Located in the northeastern corner of Massachusetts, Lawrence is characterized by its large brick warehouses and factories, which reveal its long history as a major industrial center.
The Merrimack River runs through the center of Lawrence. While the water quality of the river has improved considerably in recent decades, it still experiences some forms of pollution, and the city sometimes advises residents not to swim in the river for several days after it rains. The Great Stone Dam, which is considered one of the engineering marvels of the 19th century, still generates some of the city's electricity.

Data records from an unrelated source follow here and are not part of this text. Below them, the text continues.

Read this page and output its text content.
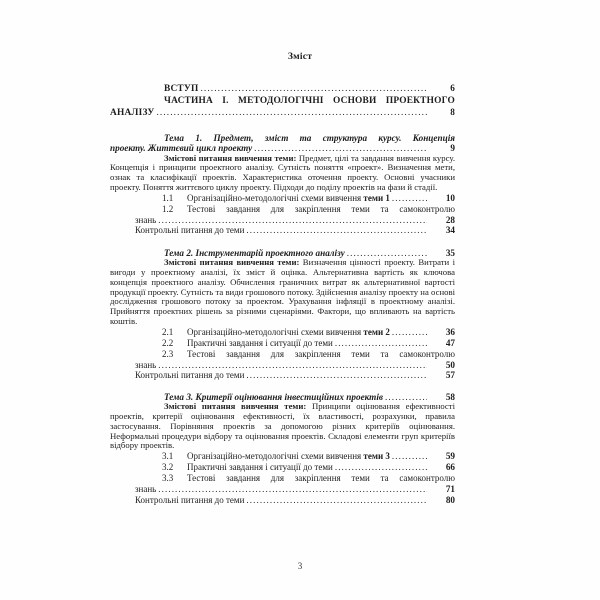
Зміст
ВСТУП .....	6
ЧАСТИНА І. МЕТОДОЛОГІЧНІ ОСНОВИ ПРОЕКТНОГО
АНАЛІЗУ .....	8
Тема 1. Предмет, зміст та структура курсу. Концепція
проекту. Життєвий цикл проекту .....	9
Змістові питання вивчення теми: Предмет, цілі та завдання вивчення курсу. Концепція і принципи проектного аналізу. Сутність поняття «проект». Визначення мети, ознак та класифікації проектів. Характеристика оточення проекту. Основні учасники проекту. Поняття життєвого циклу проекту. Підходи до поділу проектів на фази й стадії.
1.1	Організаційно-методологічні схеми вивчення теми 1 .....	10
1.2	Тестові завдання для закріплення теми та самоконтролю
знань .....	28
Контрольні питання до теми .....	34
Тема 2. Інструментарій проектного аналізу .....	35
Змістові питання вивчення теми: Визначення цінності проекту. Витрати і вигоди у проектному аналізі, їх зміст й оцінка. Альтернативна вартість як ключова концепція проектного аналізу. Обчислення граничних витрат як альтернативної вартості продукції проекту. Сутність та види грошового потоку. Здійснення аналізу проекту на основі дослідження грошового потоку за проектом. Урахування інфляції в проектному аналізі. Прийняття проектних рішень за різними сценаріями. Фактори, що впливають на вартість коштів.
2.1	Організаційно-методологічні схеми вивчення теми 2 .....	36
2.2	Практичні завдання і ситуації до теми .....	47
2.3	Тестові завдання для закріплення теми та самоконтролю
знань .....	50
Контрольні питання до теми .....	57
Тема 3. Критерії оцінювання інвестиційних проектів .....	58
Змістові питання вивчення теми: Принципи оцінювання ефективності проектів, критерії оцінювання ефективності, їх властивості, розрахунки, правила застосування. Порівняння проектів за допомогою різних критеріїв оцінювання. Неформальні процедури відбору та оцінювання проектів. Складові елементи груп критеріїв відбору проектів.
3.1	Організаційно-методологічні схеми вивчення теми 3 .....	59
3.2	Практичні завдання і ситуації до теми .....	66
3.3	Тестові завдання для закріплення теми та самоконтролю
знань .....	71
Контрольні питання до теми .....	80
3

Lawrence is often known as the "Immigrant City," a testament to its diversity and high numbers of foreign-born residents. More than half of the city's population identifies itself as Hispanic, and the city is home to large numbers of European, Asian and other immigrant populations.
With a land area of only approximately seven square miles, Lawrence is much smaller than other prominent cities in Massachusetts. At the same time, the city's large population of more than 72,000 gives it an unusually high population density.
The city, once a booming industrial town, now has an estimated household income well below that of the rest of Massachusetts. In recent years a number of organizations and committees have been formed to help boost the city's economy, some as the result of federal initiatives.
Some of the leading industries in Lawrence are manufacturing, retail trade, social assistance, educational service and health care. Major employers in the city are Seacoast Lock and Safe Co. Inc., Lawrence General Hospital and NxStage Medical Inc.
A large percentage of the city's gross annual income comes from manufacturing products, such as electronic equipment, paper products, computers, textiles, foodstuff and footwear. The landmark manufacturers working in Lawrence are Malden Mills, KGR Inc., Grieco Brothers, Cardinal Shoe and New Balance.
Recently, the U.S. Department of Housing and Urban Development designated a part of the city a Renewal Community Zone, which puts into effect a number of measures designed to stimulate economic development. Wage credits, tax deductions and capital gains exclusions are examples of some of the measures that have been implemented.
The Lawrence Community Development Department is designed to help existing businesses survive, while also attracting new businesses to the city. The organization provides a significant number of assistance programs, such as site assistance and section 108 financing. The department also boasts a storefront improvement program, which offers loans specifically to companies attempting to revitalize the downtown area.
The U.S. Small Business Administration has designated the city a Historically Underutilized Business Zone, providing Federal contract preferences to qualified small businesses.
Immigration of foreign born workers to Lawrence largely ceased in 1921 with the passage of strict quotas against immigrants from the countries that had supplied the cheap, unskilled workers. Although many quotas were lifted after the Second World War, foreign immigration to Lawrence only picked up again in the late 1960s with Hispanic immigrants from the Dominican Republic and Puerto Rico as well as other Latin American countries. Immigrants from southeast Asia, particularly Vietnam, have also settled in Lawrence. As an indication of recent immigration trends, St. Patrick's Church, the largest Catholic church in Lawrence and once an Irish bastion, has celebrated Spanish masses on Sundays since 1999. A mass in Vietnamese is also offered every other week.
The level of energy and commitment in the city's neighborhoods exceeds that of most communities. Whether it is exemplified at the grass-root levels in the strong neighborhood associations or in the community policing program, people in the community have created a safer place to live and work.
A very large majority of Lawrence's approximately 26,000 houses are occupied by renters, as opposed to owners, a factor most likely linked to the area's depressed economy.
Filled with art studios, the Essex Arts Center exerts a vital influence on the city's cultural life. The studios promote an artistic community and two professional galleries show local artworks for free. Art openings draw large audiences, and the center hosts educational programs in the Lawrence schools.
Lawrence is home to one college, the Northern Essex Community College. There are also a number of highly respected colleges and universities in the surrounding area; the University of Massachusetts-Lowell, the Massachusetts School of Law in Andover and Merrimack College in North Andover. All are within 15 miles of Lawrence.
The Pulitzer Prize-winning newspaper The Eagle Tribune has its roots in Lawrence. However, it is now headquartered in nearby North Andover.
Lawrence has three locally produced newspapers: Rumbo, which is in both English and Spanish; Siglo 21, which is in Spanish; and The Valley Patriot, which is in English.
Local radio stations are WNNW-800 (Spanish music) and WLLH-1400 (sports news).